Fund-raising efforts led by a Fife Rotary Club is helping to reunite families in poverty-stricken parts of Africa.
Members of the Rotary Club of Dunfermline contributed half the costs towards the Raising Futures Kenya charity programme, which aims to provide people with training in basic business skills and financial management and also give small loans to entrepreneurs.
Dunfermline Rotary’s input covered the training costs for 13 families living in and around Nairobi, and five of these families were also helped with start-up grants of around £200 each.
Additional support was also available from a member of the Lang’ata Rotary Club in Nairobi who had particular experience in setting up small businesses.
The initiative meant that children who were being kept in orphanages because their mums and dads could not afford to care for them were able to return home.
Alan Mutter, Dunfermline Rotary Club president, has described the club’s latest international project as a “remarkable success”.
Explaining the background to the project, Mr Mutter said: “Many children in orphanages in Kenya are there because their families were living in extreme poverty and couldn’t afford to keep them.
“This project reunited those families with their children and tackled the problem of supporting themselves financially by helping them to set up small businesses.”
The cost of setting up the Kenya project was just £2,632, with that being met between the Dunfermline Rotary Club and The Rotary Foundation.
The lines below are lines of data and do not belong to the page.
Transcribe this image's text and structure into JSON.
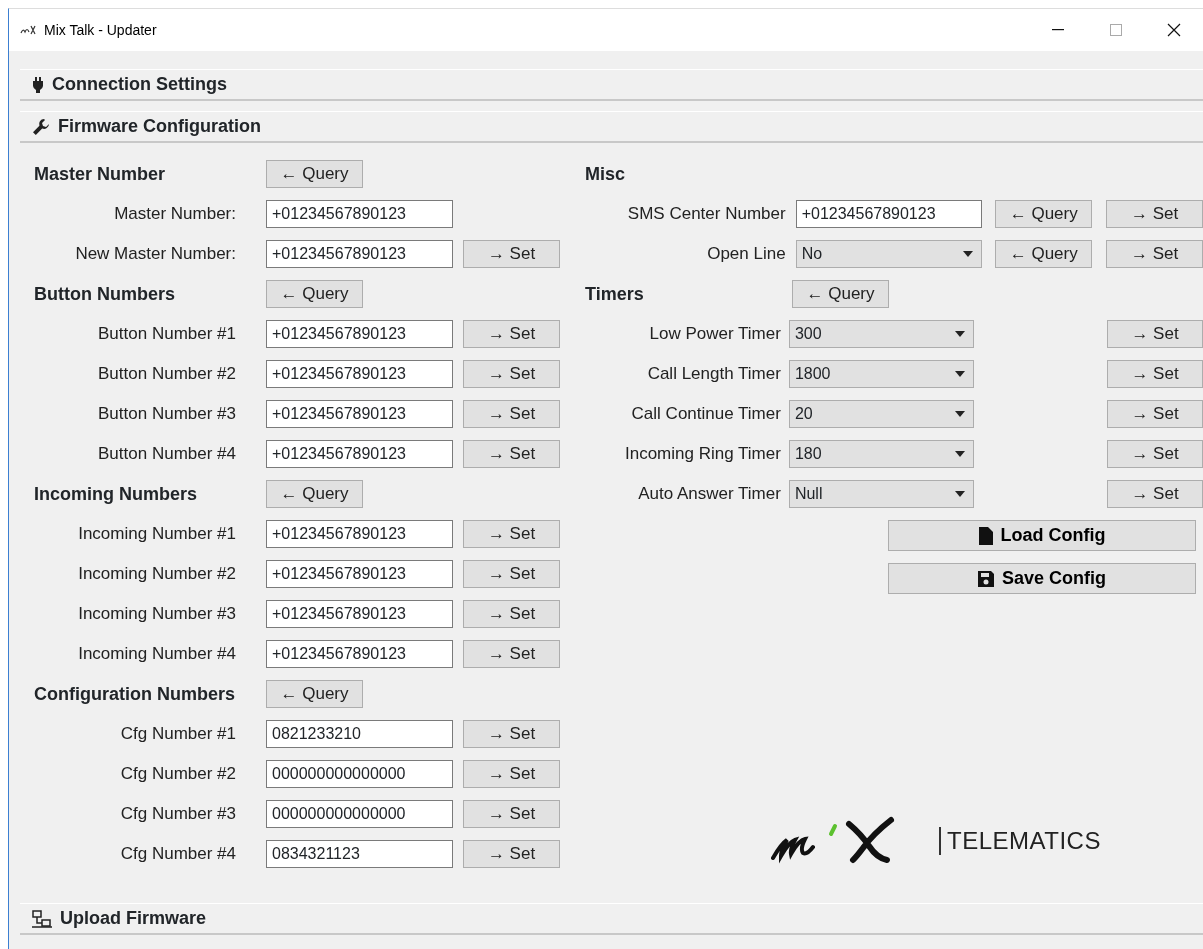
{
  "window": {
    "title": "Mix Talk - Updater"
  },
  "sections": [
    {
      "title": "Connection Settings",
      "kind": "plug"
    },
    {
      "title": "Firmware Configuration",
      "kind": "wrench"
    },
    {
      "title": "Upload Firmware",
      "kind": "network"
    }
  ],
  "left_groups": [
    {
      "heading": "Master Number",
      "query": "← Query",
      "rows": [
        {
          "label": "Master Number:",
          "value": "+01234567890123"
        },
        {
          "label": "New Master Number:",
          "value": "+01234567890123",
          "set": "→ Set"
        }
      ]
    },
    {
      "heading": "Button Numbers",
      "query": "← Query",
      "rows": [
        {
          "label": "Button Number #1",
          "value": "+01234567890123",
          "set": "→ Set"
        },
        {
          "label": "Button Number #2",
          "value": "+01234567890123",
          "set": "→ Set"
        },
        {
          "label": "Button Number #3",
          "value": "+01234567890123",
          "set": "→ Set"
        },
        {
          "label": "Button Number #4",
          "value": "+01234567890123",
          "set": "→ Set"
        }
      ]
    },
    {
      "heading": "Incoming Numbers",
      "query": "← Query",
      "rows": [
        {
          "label": "Incoming Number #1",
          "value": "+01234567890123",
          "set": "→ Set"
        },
        {
          "label": "Incoming Number #2",
          "value": "+01234567890123",
          "set": "→ Set"
        },
        {
          "label": "Incoming Number #3",
          "value": "+01234567890123",
          "set": "→ Set"
        },
        {
          "label": "Incoming Number #4",
          "value": "+01234567890123",
          "set": "→ Set"
        }
      ]
    },
    {
      "heading": "Configuration Numbers",
      "query": "← Query",
      "rows": [
        {
          "label": "Cfg Number #1",
          "value": "0821233210",
          "set": "→ Set"
        },
        {
          "label": "Cfg Number #2",
          "value": "000000000000000",
          "set": "→ Set"
        },
        {
          "label": "Cfg Number #3",
          "value": "000000000000000",
          "set": "→ Set"
        },
        {
          "label": "Cfg Number #4",
          "value": "0834321123",
          "set": "→ Set"
        }
      ]
    }
  ],
  "misc": {
    "heading": "Misc",
    "rows": [
      {
        "kind": "input",
        "label": "SMS Center Number",
        "value": "+01234567890123",
        "query": "← Query",
        "set": "→ Set"
      },
      {
        "kind": "select",
        "label": "Open Line",
        "value": "No",
        "query": "← Query",
        "set": "→ Set"
      }
    ]
  },
  "timers": {
    "heading": "Timers",
    "query": "← Query",
    "rows": [
      {
        "label": "Low Power Timer",
        "value": "300",
        "set": "→ Set"
      },
      {
        "label": "Call Length Timer",
        "value": "1800",
        "set": "→ Set"
      },
      {
        "label": "Call Continue Timer",
        "value": "20",
        "set": "→ Set"
      },
      {
        "label": "Incoming Ring Timer",
        "value": "180",
        "set": "→ Set"
      },
      {
        "label": "Auto Answer Timer",
        "value": "Null",
        "set": "→ Set"
      }
    ]
  },
  "actions": [
    {
      "label": "Load Config",
      "kind": "file"
    },
    {
      "label": "Save Config",
      "kind": "save"
    }
  ],
  "logo": {
    "text": "TELEMATICS"
  }
}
Raising Futures Kenya also met the cost of the children’s school fees during the period of training and whilst the businesses were being established.
Mr Mutter has spoken of his pride at seeing the likes of mother of four ‘Linda’, who now earns enough to support her family after setting up a small salon and selling second hand baby clothes from her premises.
Or ‘Pricillah’, who has used a start-up grant to buy materials to selling beaded products, and ‘Mary’, a grandmother and guardian to John, who is now rearing chickens to sell eggs and to supplement their own food supply.
From the profits she has been able to plant additional crops in her small farm which she will benefit from later in the year.
“What surprised me is the variety of the new business start-ups which included growing cereals, fruit and vegetable trading, fish vending, a household utensil shop, a general store, buying and selling second hand clothing, beadwork, a hairdressing salon, selling coffee and cakes … the list goes on,” Mr Mutter added.
“This project has meant that some 30 to 35 children are no longer in orphanages and are reunited with their families which are now able to support themselves financially – a great outcome.”